3. Security and Patch Status Review
Software that is outdated or no longer supported by its vendor represents a security vulnerability. The audit identifies applications that have not received security updates, as well as software that has reached end-of-life status.
4. Redundancy and Overlap Review
Businesses often pay for multiple tools that perform the same function. An audit surfaces this overlap, creating opportunities to consolidate and reduce costs.
5. Compliance Assessment
The findings are reviewed against relevant licensing agreements, internal IT policies, and applicable regulatory requirements to identify any areas of non-compliance or risk.
Why Does Your Business Need One?
Licensing Compliance Is a Legal and Financial Obligation
Using software beyond the terms of its license agreement is a breach of contract and, in many jurisdictions, a breach of copyright law. The BSA | The Software Alliance, which represents major software publishers globally, conducts compliance programmes in various markets and has consistently reported that software asset management gaps are widespread across businesses of all sizes. Enforcement actions, where they occur, can result in significant financial penalties and reputational damage.
An internal audit conducted before a vendor approaches you is a far more controlled and cost-effective position to be in.

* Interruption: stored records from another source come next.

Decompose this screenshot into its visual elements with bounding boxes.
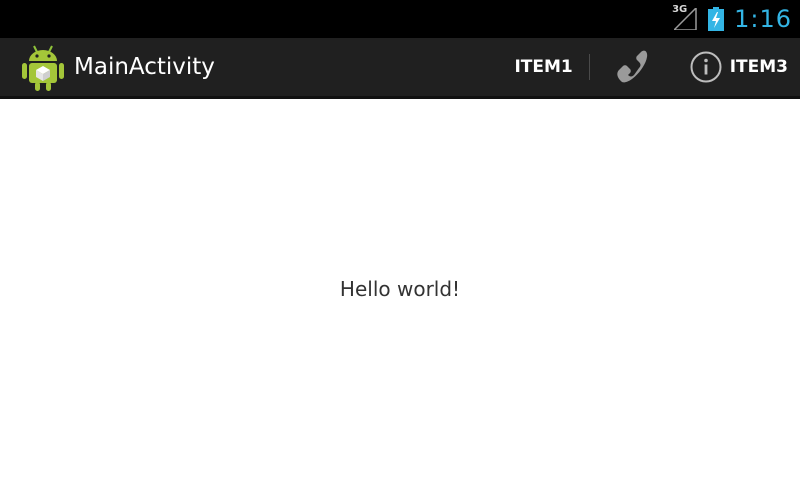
- action-item3-button[interactable]: ITEM3: [672, 38, 800, 96]
- status-icons: 3G 1:16: [672, 0, 792, 38]
- content-area: Hello world!: [0, 99, 800, 480]
- battery-charging-icon: [708, 7, 725, 31]
- phone-button[interactable]: [590, 38, 672, 96]
- hello-text: Hello world!: [339, 277, 461, 301]
- action-bar: MainActivity ITEM1 ITEM3: [0, 38, 800, 99]
- action-bar-home[interactable]: MainActivity: [20, 38, 215, 96]
- action-item3-label: ITEM3: [729, 57, 788, 77]
- android-robot-icon: [22, 45, 64, 91]
- action-items: ITEM1 ITEM3: [498, 38, 800, 96]
- signal-icon: 3G: [672, 4, 700, 32]
- status-bar: 3G 1:16: [0, 0, 800, 38]
- action-item1-label: ITEM1: [514, 57, 573, 77]
- action-item1-button[interactable]: ITEM1: [498, 38, 588, 96]
- info-icon: [690, 51, 722, 83]
- phone-icon: [617, 50, 647, 83]
- status-clock: 1:16: [734, 5, 792, 33]
- app-title: MainActivity: [74, 54, 215, 80]
- screen: 3G 1:16 MainActivity ITEM1 ITEM3 Hello w…: [0, 0, 800, 480]
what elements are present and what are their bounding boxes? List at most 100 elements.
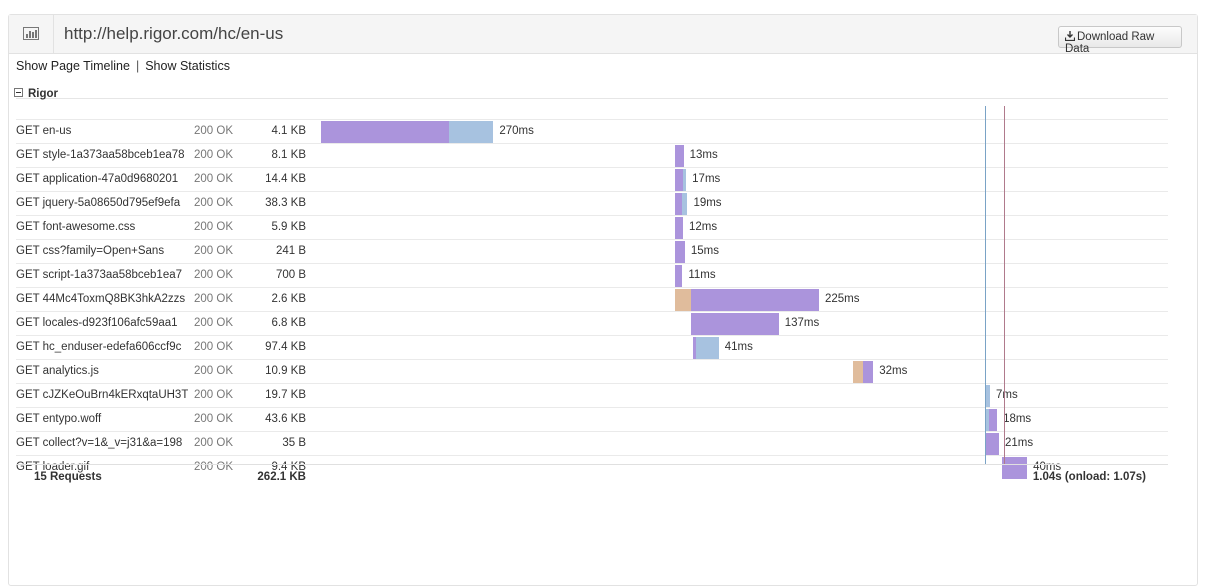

Unused Software Is a Budget Problem
Software subscriptions that renew automatically, licenses purchased for employees who have since left, and tools that were trialled but never formally cancelled all represent direct, unnecessary expenditure. For organisations managing dozens or hundreds of applications, this waste can be substantial. A software audit gives finance and operations leadership the data needed to make informed decisions about renewals and consolidation.
Outdated Software Is a Security Risk
NIST (the US National Institute of Standards and Technology) identifies unpatched and unsupported software as a significant attack surface in its cybersecurity guidance. Software that no longer receives security updates from its vendor cannot be defended against newly discovered vulnerabilities. An audit makes these exposures visible so they can be addressed before they become incidents.
It Supports Broader IT and Business Governance
For businesses operating under regulatory frameworks - whether that is data protection legislation, industry-specific compliance requirements, or internal governance standards - a documented software audit provides evidence of due diligence. It demonstrates that the organisation understands and manages its technology environment responsibly.
How Often Should a Software Audit Be Conducted?
There is no universal answer, but ISACA and ISO/IEC 19770 both support the position that software asset management should be an ongoing discipline rather than a one-time event. For most businesses, an annual audit provides a practical baseline, supplemented by reviews whenever significant changes occur - such as organisational growth, mergers, cloud migrations, or major software deployments.
The first audit is often the most revealing. Many businesses discover discrepancies between what they believed they had and what is actually installed and running across their environment.
What Happens After the Audit?
A software audit is only valuable if its findings are acted upon. The output should include a clear inventory, a summary of compliance gaps and security risks, recommendations for license optimisation, and a prioritised remediation plan.
Working with an experienced IT consultancy ensures that the audit findings translate into practical next steps - not just a report that sits in a folder.
Getting Started
If your business has never conducted a formal software audit, or if your last review was more than a year ago, it is worth understanding where you currently stand. The risks associated with non-compliance, security vulnerabilities, and unnecessary spend are real - and avoidable.